Begin brainstorming a few different blog posts on the subject that you can publish on your own website.
You could also research blogs and publications whose audience aligns with the target persona of the ebook. Research the site’s past articles on the subject, and come up a topic that would provide value to the site’s readers. Use this guide to pitching editors to get your guest posts published and generate more referral traffic to your content offer.
Create images optimized for posting on Facebook, Twitter, and LinkedIn. You can share these with your agency’s team and ask for their help in promoting the new campaign. You could even generate a tweetable link to make it easy for your staff to share.
Here’s a quick checklist of current image sizes:
Facebook post image: 1200 x 630 pixels
Twitter post image: 1024 x 512 pixels
Twitter cover image: 1500 x 500 pixels
Pinterest image: 735 x 1102 pixels
The goal is to get your agency in front of new prospects -- clients that match your ideal client profile. When they are ready to look for a new partner or have a marketing problem, you will be top of mind.

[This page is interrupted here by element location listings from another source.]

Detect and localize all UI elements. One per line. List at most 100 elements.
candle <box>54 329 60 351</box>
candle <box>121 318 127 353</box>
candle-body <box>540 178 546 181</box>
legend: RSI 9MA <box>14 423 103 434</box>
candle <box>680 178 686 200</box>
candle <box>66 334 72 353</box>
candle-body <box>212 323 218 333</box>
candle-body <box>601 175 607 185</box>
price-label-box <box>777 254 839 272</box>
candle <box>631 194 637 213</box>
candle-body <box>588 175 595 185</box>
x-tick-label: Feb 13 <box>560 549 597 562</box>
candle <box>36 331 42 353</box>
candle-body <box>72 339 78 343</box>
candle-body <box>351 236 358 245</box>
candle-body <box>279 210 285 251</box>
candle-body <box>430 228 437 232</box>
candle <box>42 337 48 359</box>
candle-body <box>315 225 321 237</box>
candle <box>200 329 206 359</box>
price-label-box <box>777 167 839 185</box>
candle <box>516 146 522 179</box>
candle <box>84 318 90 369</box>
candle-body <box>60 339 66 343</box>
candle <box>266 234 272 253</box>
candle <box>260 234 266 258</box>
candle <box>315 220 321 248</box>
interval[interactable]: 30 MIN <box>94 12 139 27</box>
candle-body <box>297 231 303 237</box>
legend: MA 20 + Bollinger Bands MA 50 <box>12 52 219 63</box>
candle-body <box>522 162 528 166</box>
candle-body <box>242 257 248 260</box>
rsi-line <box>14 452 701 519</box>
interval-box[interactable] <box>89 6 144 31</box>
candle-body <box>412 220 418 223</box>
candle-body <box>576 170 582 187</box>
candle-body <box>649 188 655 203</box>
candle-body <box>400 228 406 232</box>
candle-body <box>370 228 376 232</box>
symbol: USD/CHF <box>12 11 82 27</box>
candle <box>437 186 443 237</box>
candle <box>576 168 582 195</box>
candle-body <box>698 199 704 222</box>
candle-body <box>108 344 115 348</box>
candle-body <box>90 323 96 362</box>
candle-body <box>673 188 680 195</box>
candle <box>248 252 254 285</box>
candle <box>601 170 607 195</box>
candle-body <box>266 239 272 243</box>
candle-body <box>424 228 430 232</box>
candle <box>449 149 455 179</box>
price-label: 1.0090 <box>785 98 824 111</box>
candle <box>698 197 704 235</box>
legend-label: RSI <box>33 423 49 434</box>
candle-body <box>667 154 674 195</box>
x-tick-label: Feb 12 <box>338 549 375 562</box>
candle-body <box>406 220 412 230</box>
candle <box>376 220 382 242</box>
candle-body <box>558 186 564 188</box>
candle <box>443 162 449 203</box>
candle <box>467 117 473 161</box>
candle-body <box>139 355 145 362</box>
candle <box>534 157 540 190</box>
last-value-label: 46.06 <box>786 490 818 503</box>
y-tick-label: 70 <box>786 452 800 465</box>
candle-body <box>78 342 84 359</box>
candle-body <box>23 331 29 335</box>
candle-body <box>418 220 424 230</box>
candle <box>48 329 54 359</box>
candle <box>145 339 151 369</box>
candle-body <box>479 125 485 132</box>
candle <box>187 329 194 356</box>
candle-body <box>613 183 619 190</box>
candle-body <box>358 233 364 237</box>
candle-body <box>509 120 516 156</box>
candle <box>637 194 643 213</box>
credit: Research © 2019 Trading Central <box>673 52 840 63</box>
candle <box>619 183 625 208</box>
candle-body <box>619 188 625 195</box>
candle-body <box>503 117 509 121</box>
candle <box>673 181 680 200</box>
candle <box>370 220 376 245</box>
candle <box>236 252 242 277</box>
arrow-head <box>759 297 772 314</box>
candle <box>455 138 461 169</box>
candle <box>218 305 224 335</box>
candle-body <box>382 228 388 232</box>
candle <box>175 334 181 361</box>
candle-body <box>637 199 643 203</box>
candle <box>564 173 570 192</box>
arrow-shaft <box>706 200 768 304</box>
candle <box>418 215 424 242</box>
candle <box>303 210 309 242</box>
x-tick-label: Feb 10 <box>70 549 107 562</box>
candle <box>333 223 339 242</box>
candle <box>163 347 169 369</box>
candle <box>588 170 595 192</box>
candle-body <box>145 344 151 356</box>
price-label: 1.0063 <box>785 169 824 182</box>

To get introduced to these new prospects, consider budgeting for paid promotion. You can target users by job titles, industry, and company using LinkedIn sponsored updates. On Facebook, find users who “like” an industry publication or brand. And with Twitter advertising, you can target people by hashtag usage, keyword, behaviors, etc.
Repurposing content is one of the best ways to increase the reach of your content. Depending on the subject, you could create a slide deck presentation of the information and upload it to SlideShare. Consider including calls-to-action throughout the slide deck or using SlideShare's lead generation feature where you can insert a form into the presentation.
Define Your Email Nurturing
Once the prospect downloads the offer, you have the opportunity to re-engage the person and move them farther along in the buying process.
Consider sending a personal note from the owner/CEO of your agency. Include links to positive press about your agency and high-quality guest posts authored by your staff. You could also provide the person with links to case studies that align with his industry (as identified when he filled out the lead form) or promote an additional offer to continue generating interest.
Time these emails with a consideration for the length of your typical sales cycle. You wouldn't want to send three emails in the first month if most prospects don't typically become clients for three months or more.
Analyze, Optimize, and Repeat
Benchmarking, testing, and optimizing the performance of your lead generation campaigns will not only help you to improve the performance of your campaign but will also lead you to have a better understanding of how best to create, launch, and promote an offer. Small changes -- changing the title of the ebook, CTA copy, format of the landing page, etc. -- can have a huge impact on the conversion rates of your campaign. These key insights can then be applied to the campaigns you launch for your clients, creating the perfect feedback loop to drive better results for you both.